Nota 3 : Mais eux aussi, même si Pierre Clastres les présentent comme vivants sans connaissance de l’existence du reste de l’humanité, doivent, comme ce peuple des Îles Sentinelles refusant le contact avec tout peuple extérieur, avoir été en contact avec l’envahisseur espagnol au seizième siècle, descendant de quelques peuples ou civilisations amazoniennes, répartis se réfugier dans la forêt amazonienne pour échapper à l’envahisseur et au colonisateur espagnol ou portugais.
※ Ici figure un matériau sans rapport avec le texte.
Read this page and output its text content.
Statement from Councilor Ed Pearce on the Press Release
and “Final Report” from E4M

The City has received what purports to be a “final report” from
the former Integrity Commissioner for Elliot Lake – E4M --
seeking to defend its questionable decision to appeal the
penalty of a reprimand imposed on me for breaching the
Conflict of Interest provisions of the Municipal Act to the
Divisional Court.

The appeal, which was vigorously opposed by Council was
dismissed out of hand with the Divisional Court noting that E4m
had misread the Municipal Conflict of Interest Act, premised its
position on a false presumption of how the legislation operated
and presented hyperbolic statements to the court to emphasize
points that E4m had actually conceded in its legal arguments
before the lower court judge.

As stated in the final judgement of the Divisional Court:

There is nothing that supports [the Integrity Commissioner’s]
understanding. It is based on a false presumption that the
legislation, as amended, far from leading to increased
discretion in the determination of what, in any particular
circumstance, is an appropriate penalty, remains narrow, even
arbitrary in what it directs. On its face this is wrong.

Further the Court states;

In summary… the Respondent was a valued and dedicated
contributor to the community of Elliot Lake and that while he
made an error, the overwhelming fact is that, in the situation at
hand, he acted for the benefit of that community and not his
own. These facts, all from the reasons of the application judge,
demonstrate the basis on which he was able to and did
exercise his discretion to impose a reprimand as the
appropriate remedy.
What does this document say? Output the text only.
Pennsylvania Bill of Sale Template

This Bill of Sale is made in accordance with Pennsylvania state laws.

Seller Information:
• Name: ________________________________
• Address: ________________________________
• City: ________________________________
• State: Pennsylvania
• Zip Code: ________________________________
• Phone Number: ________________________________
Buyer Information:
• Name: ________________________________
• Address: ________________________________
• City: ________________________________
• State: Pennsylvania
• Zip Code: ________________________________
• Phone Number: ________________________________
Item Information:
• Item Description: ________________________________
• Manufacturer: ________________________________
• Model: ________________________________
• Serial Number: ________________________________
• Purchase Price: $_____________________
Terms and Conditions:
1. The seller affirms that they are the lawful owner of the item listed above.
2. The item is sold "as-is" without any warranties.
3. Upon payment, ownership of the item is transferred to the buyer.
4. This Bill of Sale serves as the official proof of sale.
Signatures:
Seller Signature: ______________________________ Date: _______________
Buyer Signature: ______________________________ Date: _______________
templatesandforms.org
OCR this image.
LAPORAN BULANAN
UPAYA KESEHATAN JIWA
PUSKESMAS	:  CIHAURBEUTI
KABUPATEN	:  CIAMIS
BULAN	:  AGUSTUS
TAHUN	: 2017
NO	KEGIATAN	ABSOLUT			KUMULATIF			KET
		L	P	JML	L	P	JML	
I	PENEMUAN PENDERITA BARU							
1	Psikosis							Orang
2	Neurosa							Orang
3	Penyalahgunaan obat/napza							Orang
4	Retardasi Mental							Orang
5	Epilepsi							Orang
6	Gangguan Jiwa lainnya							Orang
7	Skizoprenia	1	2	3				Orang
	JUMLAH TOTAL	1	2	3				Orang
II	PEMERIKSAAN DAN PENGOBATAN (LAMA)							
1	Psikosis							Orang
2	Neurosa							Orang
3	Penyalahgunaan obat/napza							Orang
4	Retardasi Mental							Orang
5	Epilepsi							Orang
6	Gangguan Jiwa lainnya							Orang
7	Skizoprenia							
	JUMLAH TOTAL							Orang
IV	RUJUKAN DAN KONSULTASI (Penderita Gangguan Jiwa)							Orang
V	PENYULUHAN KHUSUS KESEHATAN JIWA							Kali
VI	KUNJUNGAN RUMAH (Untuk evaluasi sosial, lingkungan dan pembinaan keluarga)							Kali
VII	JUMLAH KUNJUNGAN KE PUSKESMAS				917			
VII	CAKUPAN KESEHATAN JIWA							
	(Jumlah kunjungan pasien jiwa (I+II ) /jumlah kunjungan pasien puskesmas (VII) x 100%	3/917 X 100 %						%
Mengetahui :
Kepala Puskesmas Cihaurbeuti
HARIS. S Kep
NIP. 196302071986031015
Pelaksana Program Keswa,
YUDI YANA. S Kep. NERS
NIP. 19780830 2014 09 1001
Et enfin Malinowski a décrit le peuple des îles Trobriandais et le mécanisme de la Kula, dans les îles Trobriand, en pleine Mélanésie.

 

Pour continuer plus avant sur cette origine des sociétés, je me baserai sur un certain nombre d’auteurs. Le premier que je citerai sera le primatologue et anthropologue Bernard Chapais dans son livre publié en 2017 (la version originale américaine date de 2008) intitulé « Aux origines de la société humaine – Parenté et évolution ».

http://www.tetralogiques.fr/spip.php?article178

 

Je suis absolument en désaccord avec les thèses qu’il y développe. Pourtant, son approche visant à rapprocher primates et humains me semble utile. En effet durant des millions d’années, si on oublie la théorie chrétienne de la création divine de l’homme, l’homme préhistorique a dû vivre dans une organisation sociale ayant à voir avec l’organisation sociale des bandes de primates, et ceci jusqu’à très récemment, jusqu’à il y a quelques dizaines de milliers d’années.  

 

De son côté, Bernard Chapais ramène toute l’origine de la société humaine à l’évitement de l’inceste chez les primates ainsi qu’à la prohibition de l’inceste chez les humains, et propose un supposé ‘modèle du groupe patrilocal ancestral’ dont l’origine remonterait à nos plus proches ancêtres paninés, à savoir les chimpanzés (pan troglodytes) et les bonobos (pan paniscus), qui serait organisé sur un système dit de ‘philopatrie mâle’.

 

Nota 4 : Le terme ´patrilocal’ signifie qui vit chez le mari ou le père. En anthropologie, on observe deux catégories contradictoires de résidence : celle-ci est matrilocale si le fiancé va demeurer dans la famille de sa femme, et patrilocale quand la fiancée se rend dans la demeure de son futur mari.— (Lowie, «Anthropologie culturale»)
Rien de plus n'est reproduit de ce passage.